La Jolla resident Lorri Sabban remembers 9/11
By Lorri Sabban
Twelve years later, our country pauses to remember the worst terrorist attack on U.S. soil, which reduced the World Trade Center to rubble and turned it into an instant gravesite for nearly 3,000 victims. Today, Ground Zero is home to One World Trade Center, (the tallest building in the United States), a museum, and a memorial paying respect to the innocent people who perished on Sept. 11, 2001.
At our annual family reunion in New York this summer, we reminisced about the unifying moments we remembered from that gut-wrenching day. My brother was working at The Bank of New York on Wall Street. Once the planes struck the World Trade Center, the area became a disaster zone, and his best recourse was to walk uptown toward our parents’ place.
On his way, he was lucky to catch a ferry to New Jersey where he lived with his wife, and he physically escaped the mayhem that had struck NYC’s financial epicenter.
Our mom was near Central Park on the upper westside and smelled the acrid smoke billowing from the attack located over a hundred blocks downtown.
Meanwhile, I was living in San Diego, feeling helpless and worried. We didn’t know if this was an isolated attack or if there was more to come. The phones were jammed as we stayed glued to the TV watching the horrifying footage of the World Trade Center under attack. No one will ever forget the images of New York City’s brave firemen lugging their heavy equipment into the burning buildings trying to rescue as many people as possible, the sheer panic as people ran for their lives as the North tower was ablaze and a second plane crashed into the South tower, and then the devastating collapse of both buildings. It was like a war zone. The impossible had happened and we watched in helpless disbelief.
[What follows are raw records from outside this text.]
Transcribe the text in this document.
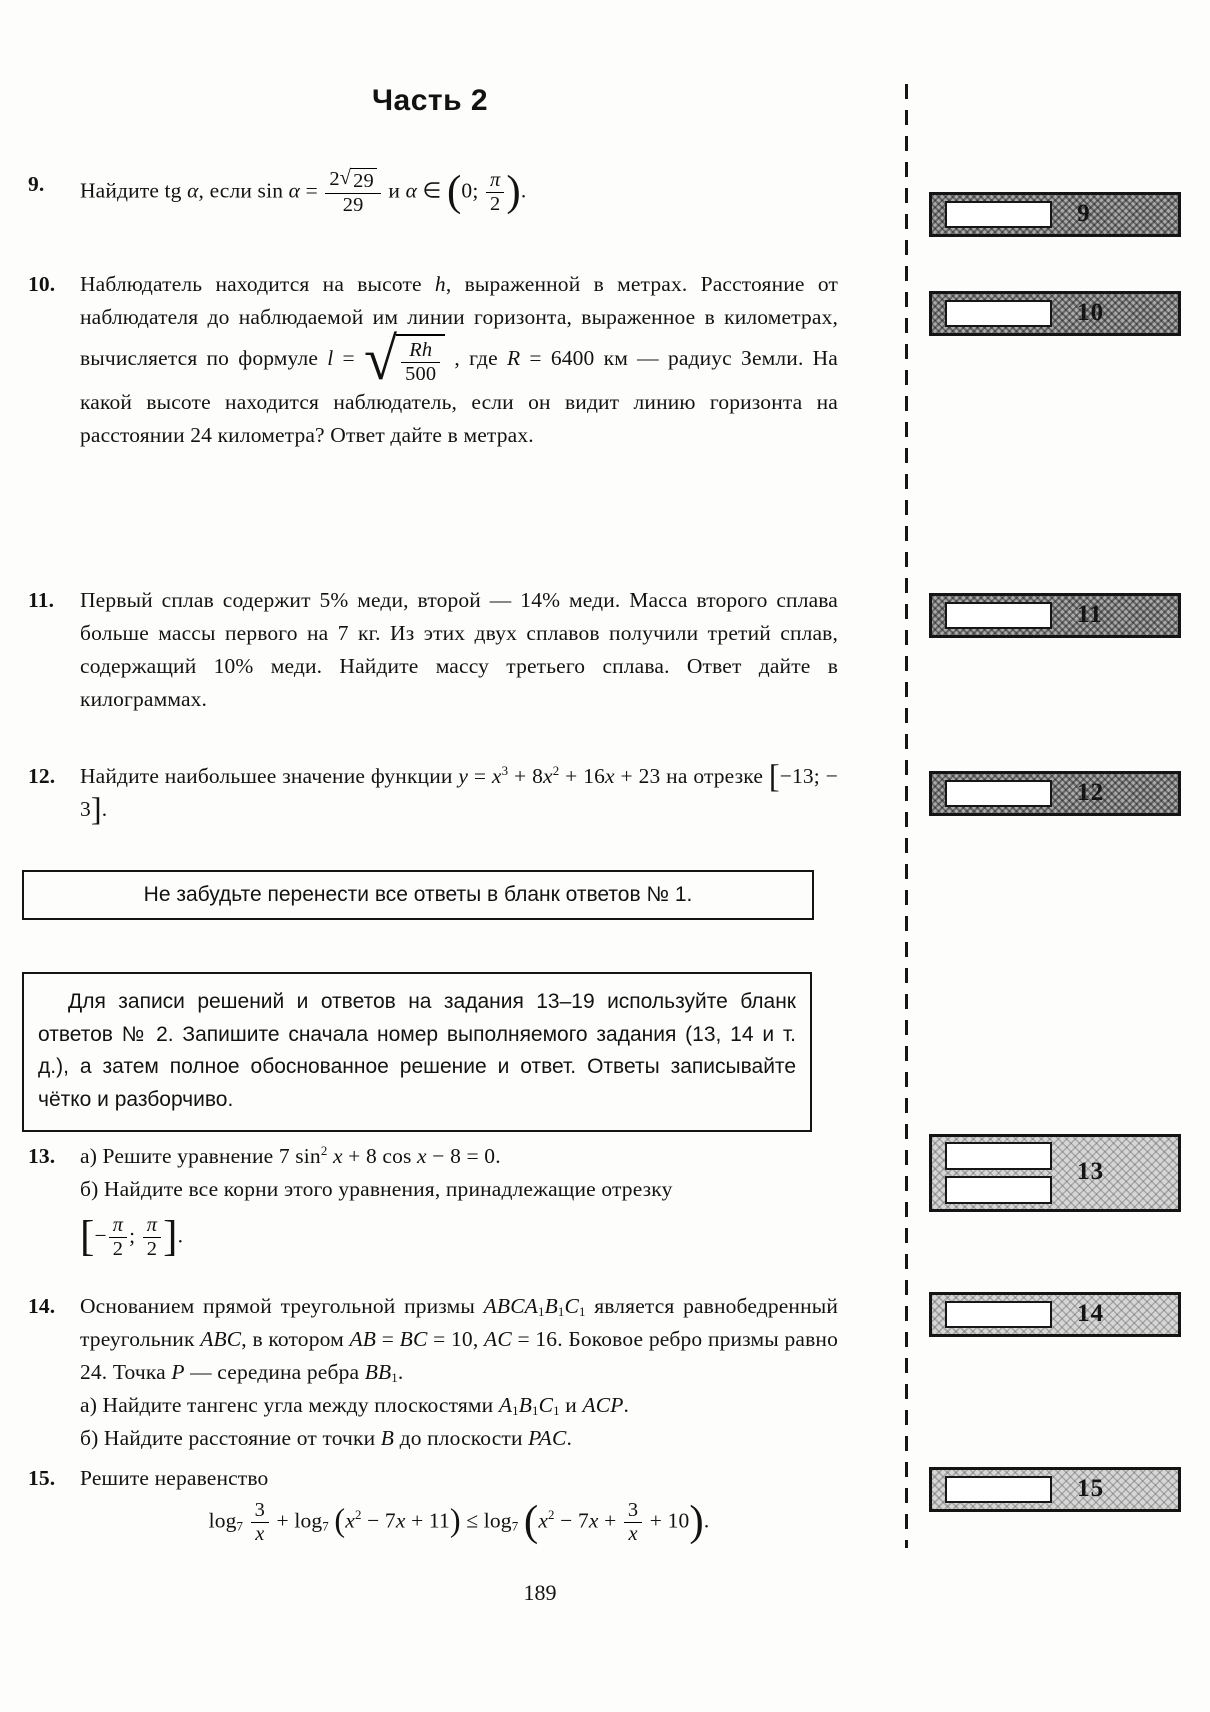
Часть 2
9.	Найдите tg α, если $\sin \alpha = \frac{2 √ 29}{29}$ и α ∈ (0; $\frac{\pi}{2}$ ).
10.	Наблюдатель находится на высоте h, выраженной в метрах. Расстояние от наблюдателя до наблюдаемой им линии горизонта, выраженное в километрах, вычисляется по формуле l = √ $\frac{Rh}{500}$ , где R = 6400 км — радиус Земли. На какой высоте находится наблюдатель, если он видит линию горизонта на расстоянии 24 километра? Ответ дайте в метрах.
11.	Первый сплав содержит 5% меди, второй — 14% меди. Масса второго сплава больше массы первого на 7 кг. Из этих двух сплавов получили третий сплав, содержащий 10% меди. Найдите массу третьего сплава. Ответ дайте в килограммах.
12.	Найдите наибольшее значение функции $y = x^3 + 8x^2 + 16x + 23$ на отрезке [−13; − 3].
Не забудьте перенести все ответы в бланк ответов № 1.

Для записи решений и ответов на задания 13–19 используйте бланк ответов № 2. Запишите сначала номер выполняемого задания (13, 14 и т. д.), а затем полное обоснованное решение и ответ. Ответы записывайте чётко и разборчиво.

13.	а) Решите уравнение 7 $\sin^2 x + 8$ cos x − 8 = 0.
б) Найдите все корни этого уравнения, принадлежащие отрезку
[− $\frac{\pi}{2}$ ; $\frac{\pi}{2}$ ].
14.	Основанием прямой треугольной призмы $ABCA_1B_1C_1$ является равнобедренный треугольник ABC, в котором AB = BC = 10, AC = 16. Боковое ребро призмы равно 24. Точка P — середина ребра $BB_1$.
а) Найдите тангенс угла между плоскостями $A_1B_1C_1$ и ACP.
б) Найдите расстояние от точки B до плоскости PAC.
15.	Решите неравенство
$\log_7 \frac{3}{x} + \log_7 (x^2 - 7x + 11) \le \log_7 (x^2 - 7x + \frac{3}{x} + 10)$.
9
10
11
12
13
14
15
189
Each summer since, the thought of going to visit Ground Zero crossed my mind, but the feelings were still too raw. My hometown had been attacked and thousands of people killed. Still, it had become my mission to visit the 9/11 Memorial for the first time.
In July, my husband, two sons and I took the subway to the last stop. As got off and approached the site, I recalled the glimmering beauty of the twin towers and the special occasion years ago when my parents took me to Windows on the World restaurant atop the former One World Trade Center, riding the elevator to the 107th floor and enjoying dinner in the tallest skyscraper in the city. While I don’t remember what we ate, the view was spectacular.
At the revitalized site, my family and I gazed upon the new awe-inspiring One World Trade Center building, also known as the Freedom Tower. It was designed by Michael Arad, an Israeli architect, who also created “Reflecting Absence,” the matching footprints with tranquil waterfalls, artfully framed with the victims names engraved in bronze overlooking the empty pools of flowing water filling the void of where the World Trade Center towers once stood. Extensive time and contemplation went into rebuilding this hallowed ground to give it the perfect blend of a memorial to honor the dead and a breath of new life for the cosmopolitan area that once thrived with hard-working people.
As we walked around the footprints and read the names, we remembered the Sept. 11th tragedy and the many precious lives lost in one senseless act of violence. It is no longer a disaster zone, but instead it is a sacred zone for visitors to come, reflect, and honor the memory of 9/11 victims … and to never forget.
By next year, Condé Nast and other prestigious companies will occupy One World Trade Center, adding glitz and glamour to an area being reinvented while overcoming its tragic past with patience and fortitude.
(Author’s note: Patience and Fortitude are the names of NYC’s Library Lions. They are words used to describe the nature of New Yorkers. While some people may not grasp the meaning of those two words together, true blue New Yorkers will understand.)